Where are the best places to longboard locally in Bruton?
Laurie: Well, obviously safety first! It’s really important not to be skating towards oncoming traffic, and wise to wear a safety gear. But anywhere where’s there’s a bit of concrete really.

Shane: And you don’t always need a slope or hill. I also enjoy trying tricks and turns in relatively small concreted areas.

You’re also active in sponsoring a number of charities. Tell us little about what this involves.
Laurie: We’re currently supporting an amazing charity called Longboarding for Peace. Their philosophy is all about getting children into longboarding, and to encourage peace through the sport. They’ve found that longboarding seems to magically transform children (and adults), especially in deprived areas - who might not normally interact with one another. This program helps sow the seeds for peace because it is focused on people having fun, and learning to trust one another. So we’re honoured to be donating longboards to that cause.

Shane: We’re also supporting AH2O , which was born out of the work started in 2013 by a close friend of ours, Anton Hawkins, who tragically passed away last year, and was a big surfer. His work was about delivering essential water filtration equipment to families in the remote areas of Chinandega in northern Nicaragua.

Laurie: Actually Anton was instrumental in encouraging us to set up Ting Boards and to follow our dreams, and his death really motivated us to start our business and get things moving.

In addition to working with charities, we’ve also got sponsorship deals with Melodie King, who is a fantastic competition surfer based in Cornwall, and Harry De Roth who is the 4 times British Surf Champion and 2 times UK Pro Tour Surf Champion, both of whom have a board deal.
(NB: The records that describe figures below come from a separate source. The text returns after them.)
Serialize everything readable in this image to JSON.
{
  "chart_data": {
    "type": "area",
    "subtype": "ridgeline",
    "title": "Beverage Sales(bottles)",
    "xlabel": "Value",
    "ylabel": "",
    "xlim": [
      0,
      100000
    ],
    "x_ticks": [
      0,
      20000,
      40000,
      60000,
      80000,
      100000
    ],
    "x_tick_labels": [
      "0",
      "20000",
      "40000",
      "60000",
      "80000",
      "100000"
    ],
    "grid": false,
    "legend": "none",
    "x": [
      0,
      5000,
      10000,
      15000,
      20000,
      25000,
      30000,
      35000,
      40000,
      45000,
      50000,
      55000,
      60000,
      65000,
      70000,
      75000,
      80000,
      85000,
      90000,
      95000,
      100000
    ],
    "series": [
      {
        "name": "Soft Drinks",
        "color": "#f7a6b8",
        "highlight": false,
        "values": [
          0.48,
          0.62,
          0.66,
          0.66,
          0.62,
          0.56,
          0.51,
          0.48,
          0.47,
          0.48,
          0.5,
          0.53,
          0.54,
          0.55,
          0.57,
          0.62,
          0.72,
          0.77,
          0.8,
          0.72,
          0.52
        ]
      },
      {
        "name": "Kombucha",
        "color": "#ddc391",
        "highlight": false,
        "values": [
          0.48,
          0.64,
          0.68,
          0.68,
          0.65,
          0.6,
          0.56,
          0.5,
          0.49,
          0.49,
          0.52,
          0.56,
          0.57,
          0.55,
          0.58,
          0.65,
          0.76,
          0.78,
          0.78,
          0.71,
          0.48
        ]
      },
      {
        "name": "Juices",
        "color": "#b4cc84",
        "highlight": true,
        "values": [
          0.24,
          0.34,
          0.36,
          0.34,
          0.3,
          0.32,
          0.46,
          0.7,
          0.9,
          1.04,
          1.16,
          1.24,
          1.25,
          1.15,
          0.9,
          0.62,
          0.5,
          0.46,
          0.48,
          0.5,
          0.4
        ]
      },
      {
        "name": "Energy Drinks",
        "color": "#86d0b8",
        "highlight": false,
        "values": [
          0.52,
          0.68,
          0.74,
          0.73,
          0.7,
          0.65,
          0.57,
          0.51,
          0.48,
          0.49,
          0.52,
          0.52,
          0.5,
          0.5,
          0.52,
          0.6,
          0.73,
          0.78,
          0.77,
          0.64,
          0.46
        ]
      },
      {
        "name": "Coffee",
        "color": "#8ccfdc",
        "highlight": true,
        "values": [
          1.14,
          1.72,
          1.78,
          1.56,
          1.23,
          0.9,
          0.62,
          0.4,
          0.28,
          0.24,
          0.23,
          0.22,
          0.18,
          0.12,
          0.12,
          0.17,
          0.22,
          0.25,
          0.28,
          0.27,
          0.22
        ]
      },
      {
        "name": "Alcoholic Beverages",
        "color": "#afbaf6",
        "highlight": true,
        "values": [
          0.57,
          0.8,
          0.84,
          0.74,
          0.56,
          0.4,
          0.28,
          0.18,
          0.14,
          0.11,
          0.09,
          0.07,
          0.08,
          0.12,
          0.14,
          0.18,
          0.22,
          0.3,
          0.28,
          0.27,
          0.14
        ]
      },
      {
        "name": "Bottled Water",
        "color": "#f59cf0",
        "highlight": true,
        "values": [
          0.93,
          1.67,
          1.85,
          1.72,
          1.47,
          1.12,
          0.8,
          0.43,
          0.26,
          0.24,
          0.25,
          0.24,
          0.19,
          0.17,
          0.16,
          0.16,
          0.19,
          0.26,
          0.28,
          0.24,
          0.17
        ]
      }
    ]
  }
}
We’re also looking to sponsor other people, especially longboarders in the UK, and we’re close to signing a major sponsorship deal with one of the biggest names in world surfing, and one of the most talked about snowboarders, who represented the UK at the Olympics.

When you’re not cruising about on your longboards, what else are you passionate about?
Laurie: When we’re not longboarding we’re back in the water surfing. Otherwise, we’re totally immersed in running our business and developing new ideas and concepts for Ting Boards.

Ting Boards - a sure ting
(Photographed by Ben Taylor)

What advice would you give to someone who is planning to set up their own business?
Laurie: Just go for it. A lot of people spend too much time dreaming about doing something and never take the first step.

Shane: Definitely, do what you love, especially if it’s a job you’re going to be doing for most of your life. Otherwise what’s the point?

What plans do you have for Ting Boards in the future?
Shane: We’re currently developing a new longboard called a Pin-Tail. It’s going to be a similar shape to our existing carver boards, but the board will have a bit more flex to it, and the tail will come together in a pin, hence the name.

Laurie: We've also got some great new artwork, which is soon to be on a variety of T-shirts and clothing, so watch this space!

Who’s been the biggest inspiration in your lives?

Laurie: It’s got to be Shane really! [laughs]

Shane: Does that mean I have to say Laurie now?

What are you listening to on your MP3 players at the moment?
Shane: I’m listening to lots of reggae and hip hop on mine.

Laurie: I’m really into acoustic, singer songwriter music, or anything that has real heart and soul in it. There’s a strong music scene linked to the whole surfing culture, especially with artists like Ben Howard and Isak Strand.

What do you think the world needs more than anything?
Shane: I think it's about being wholesome and doing good things, and sharing your passion for life with others.

Laurie: And for people to get away from their computers, iPads and PlayStations and get into longboarding! [laughs] Also you’ve only got this life - go and live it!